Overslaan en naar de inhoud gaan

RBZWB 040625 vingerletsel zelfstandig ondernemer vanwege door dranger dichtvallende branddeur, gebrekkigheid opstal komt niet vast te staan, VvE niet aansprakelijk

RBZWB 040625 vingerletsel zelfstandig ondernemer vanwege door dranger dichtvallende branddeur, gebrekkigheid opstal komt niet vast te staan, VvE niet aansprakelijk

3De beoordeling

Samenvatting van het geschil

3.1.

[opdrachtnemer] heeft werkzaamheden verricht voor de VvE. Hij heeft letsel opgelopen aan zijn rechter middelvinger. [opdrachtnemer] houdt de VvE aansprakelijk voor de schade die hij ten gevolge van dit letsel stelt te hebben geleden. De VvE weerspreekt dat zij aansprakelijk is voor de door [opdrachtnemer] gevorderde schade en betwist het bestaan en de omvang van de schade.

Feiten

3.2.

In recht staan de volgende feiten vast.

a. [opdrachtnemer] heeft in maart 2021 in opdracht van de VvE werkzaamheden verricht voor de VvE bestaande uit het aanbrengen van afdekfolie op de vloerbedekking in de algemene ruimtes, ook ter plaatse op de begane grond bij een branddeur met een mechanische dranger van het merk Noxxa, type NX300SA. De dranger werkt zonder elektriciteit en maakt gebruik van een veermechanisme om de deur terug te trekken naar de gesloten positie.
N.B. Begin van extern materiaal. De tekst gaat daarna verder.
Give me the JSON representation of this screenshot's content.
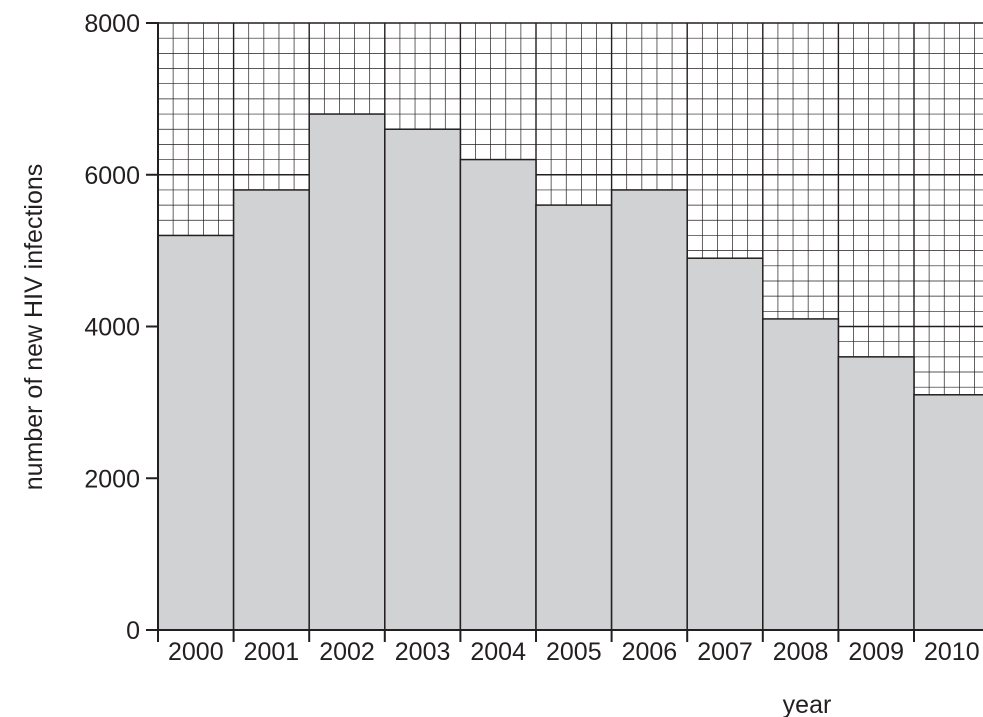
{
  "chart_data": {
    "type": "bar",
    "categories": [
      "2000",
      "2001",
      "2002",
      "2003",
      "2004",
      "2005",
      "2006",
      "2007",
      "2008",
      "2009",
      "2010"
    ],
    "values": [
      5200,
      5800,
      6800,
      6600,
      6200,
      5600,
      5800,
      4900,
      4100,
      3600,
      3100
    ],
    "xlabel": "year",
    "ylabel": "number of new HIV infections",
    "ylim": [
      0,
      8000
    ],
    "yticks": [
      "0",
      "2000",
      "4000",
      "6000",
      "8000"
    ],
    "grid": true,
    "colors": {
      "bar_fill": "#d1d2d4",
      "stroke": "#231f20"
    }
  }
}
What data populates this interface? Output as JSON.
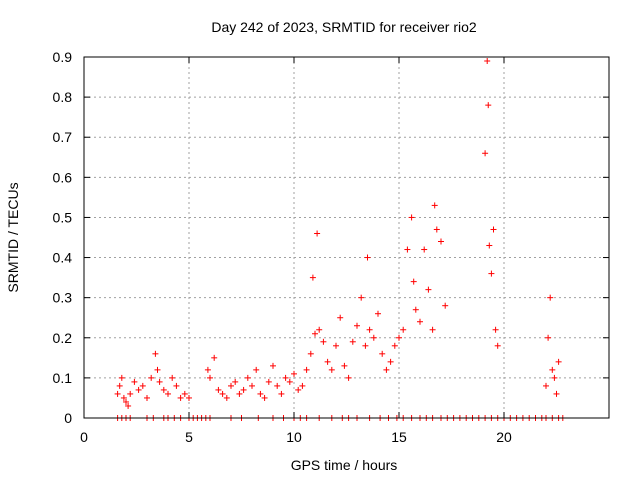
{
  "chart_data": {
    "type": "scatter",
    "title": "Day 242 of 2023, SRMTID for receiver rio2",
    "xlabel": "GPS time / hours",
    "ylabel": "SRMTID / TECUs",
    "xlim": [
      0,
      25
    ],
    "ylim": [
      0,
      0.9
    ],
    "xticks": [
      0,
      5,
      10,
      15,
      20
    ],
    "yticks": [
      0,
      0.1,
      0.2,
      0.3,
      0.4,
      0.5,
      0.6,
      0.7,
      0.8,
      0.9
    ],
    "xtick_labels": [
      "0",
      "5",
      "10",
      "15",
      "20"
    ],
    "ytick_labels": [
      "0",
      "0.1",
      "0.2",
      "0.3",
      "0.4",
      "0.5",
      "0.6",
      "0.7",
      "0.8",
      "0.9"
    ],
    "grid": true,
    "marker": "plus",
    "color": "#ff0000",
    "series": [
      {
        "name": "SRMTID",
        "x": [
          1.6,
          1.7,
          1.8,
          1.9,
          2.0,
          2.1,
          2.2,
          2.4,
          2.6,
          2.8,
          3.0,
          3.2,
          3.4,
          3.5,
          3.6,
          3.8,
          4.0,
          4.2,
          4.4,
          4.6,
          4.8,
          5.0,
          5.9,
          6.0,
          6.2,
          6.4,
          6.6,
          6.8,
          7.0,
          7.2,
          7.4,
          7.6,
          7.8,
          8.0,
          8.2,
          8.4,
          8.6,
          8.8,
          9.0,
          9.2,
          9.4,
          9.6,
          9.8,
          10.0,
          10.2,
          10.4,
          10.6,
          10.8,
          10.9,
          11.0,
          11.1,
          11.2,
          11.4,
          11.6,
          11.8,
          12.0,
          12.2,
          12.4,
          12.6,
          12.8,
          13.0,
          13.2,
          13.4,
          13.5,
          13.6,
          13.8,
          14.0,
          14.2,
          14.4,
          14.6,
          14.8,
          15.0,
          15.2,
          15.4,
          15.6,
          15.7,
          15.8,
          16.0,
          16.2,
          16.4,
          16.6,
          16.7,
          16.8,
          17.0,
          17.2,
          19.1,
          19.2,
          19.25,
          19.3,
          19.4,
          19.5,
          19.6,
          19.7,
          22.0,
          22.1,
          22.2,
          22.3,
          22.4,
          22.5,
          22.6
        ],
        "y": [
          0.06,
          0.08,
          0.1,
          0.05,
          0.04,
          0.03,
          0.06,
          0.09,
          0.07,
          0.08,
          0.05,
          0.1,
          0.16,
          0.12,
          0.09,
          0.07,
          0.06,
          0.1,
          0.08,
          0.05,
          0.06,
          0.05,
          0.12,
          0.1,
          0.15,
          0.07,
          0.06,
          0.05,
          0.08,
          0.09,
          0.06,
          0.07,
          0.1,
          0.08,
          0.12,
          0.06,
          0.05,
          0.09,
          0.13,
          0.08,
          0.06,
          0.1,
          0.09,
          0.11,
          0.07,
          0.08,
          0.12,
          0.16,
          0.35,
          0.21,
          0.46,
          0.22,
          0.19,
          0.14,
          0.12,
          0.18,
          0.25,
          0.13,
          0.1,
          0.19,
          0.23,
          0.3,
          0.18,
          0.4,
          0.22,
          0.2,
          0.26,
          0.16,
          0.12,
          0.14,
          0.18,
          0.2,
          0.22,
          0.42,
          0.5,
          0.34,
          0.27,
          0.24,
          0.42,
          0.32,
          0.22,
          0.53,
          0.47,
          0.44,
          0.28,
          0.66,
          0.89,
          0.78,
          0.43,
          0.36,
          0.47,
          0.22,
          0.18,
          0.08,
          0.2,
          0.3,
          0.12,
          0.1,
          0.06,
          0.14
        ]
      }
    ],
    "zero_x": [
      1.6,
      1.8,
      2.0,
      2.2,
      3.0,
      3.3,
      3.8,
      4.0,
      4.3,
      4.6,
      5.0,
      5.2,
      5.4,
      5.6,
      5.8,
      6.0,
      7.0,
      7.5,
      8.3,
      9.0,
      9.5,
      10.0,
      10.3,
      10.6,
      11.2,
      11.8,
      12.3,
      12.6,
      13.0,
      13.6,
      14.1,
      14.5,
      14.9,
      15.2,
      15.6,
      16.0,
      16.3,
      16.6,
      17.0,
      17.3,
      17.6,
      17.9,
      18.2,
      18.5,
      18.8,
      19.1,
      19.4,
      19.7,
      20.0,
      20.3,
      20.6,
      20.9,
      21.2,
      21.5,
      21.8,
      22.0,
      22.3,
      22.6,
      22.8
    ]
  }
}
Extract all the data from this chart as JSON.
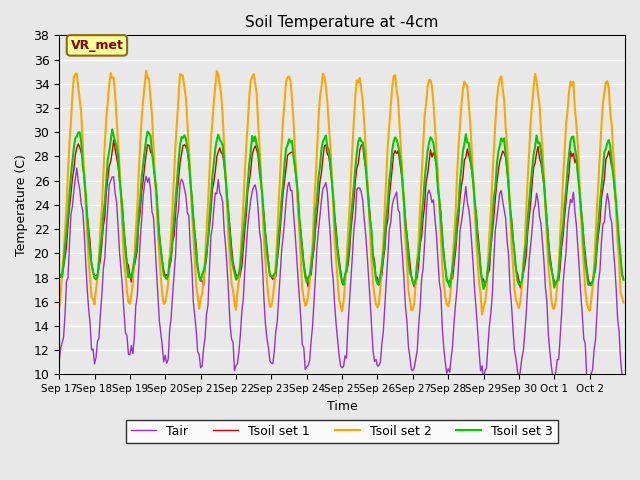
{
  "title": "Soil Temperature at -4cm",
  "xlabel": "Time",
  "ylabel": "Temperature (C)",
  "ylim": [
    10,
    38
  ],
  "yticks": [
    10,
    12,
    14,
    16,
    18,
    20,
    22,
    24,
    26,
    28,
    30,
    32,
    34,
    36,
    38
  ],
  "background_color": "#e8e8e8",
  "plot_bg_color": "#e8e8e8",
  "annotation_text": "VR_met",
  "annotation_color": "#8b0000",
  "annotation_bg": "#ffff99",
  "annotation_edge": "#8b6914",
  "colors": {
    "Tair": "#9932cc",
    "Tsoil_set1": "#cc0000",
    "Tsoil_set2": "#ffa500",
    "Tsoil_set3": "#00cc00"
  },
  "x_tick_labels": [
    "Sep 17",
    "Sep 18",
    "Sep 19",
    "Sep 20",
    "Sep 21",
    "Sep 22",
    "Sep 23",
    "Sep 24",
    "Sep 25",
    "Sep 26",
    "Sep 27",
    "Sep 28",
    "Sep 29",
    "Sep 30",
    "Oct 1",
    "Oct 2"
  ],
  "legend_labels": [
    "Tair",
    "Tsoil set 1",
    "Tsoil set 2",
    "Tsoil set 3"
  ],
  "n_days": 16
}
b. Daags voor aanvang van deze werkzaamheden heeft [opdrachtnemer] een rondleiding gehad door het gebouw waarbij [opdrachtnemer] tevens door de betreffende branddeur is gelopen.

c. Op 18 maart 2021 heeft [opdrachtnemer] zich gemeld in het [ziekenhuis] met letsel aan zijn rechter middelvinger. In de brief van 21 september 2023 over dit letsel wordt door een plastisch reconstructief en hand chirurg van het [ziekenhuis] vermeld:

“Op 18-3-2021 presenteerde patiënt zich met een top letsel van de rechter middelvinger. (…) Bij onderzoek was er een wond te zien op de rechter middelvinger, waarbij het bot te zien was. Besloten werd met patiënt om de vinger een stukje in te korten, zodat de wond vlot kon genezen. Dit werd op 18-3-2021 verricht.”

d. Namens [opdrachtnemer] is bij brief van 1 april 2022 de VvE aansprakelijk gesteld voor de schade die hij als gevolg van het letsel stelt te hebben geleden. Namens [opdrachtnemer] wordt in deze brief geschreven - voor zover thans relevant - het volgende:

“Op 15 maart 2021 is mijn cliënt betrokken geraakt bij een (bedrijfs)ongeval. Het ongeval vond plaats in [opdrachtgever] te [plaats 2] . Mijn cliënt was als zelfstandig ondernemer ingehuurd door uw Vereniging van Eigenaren (…).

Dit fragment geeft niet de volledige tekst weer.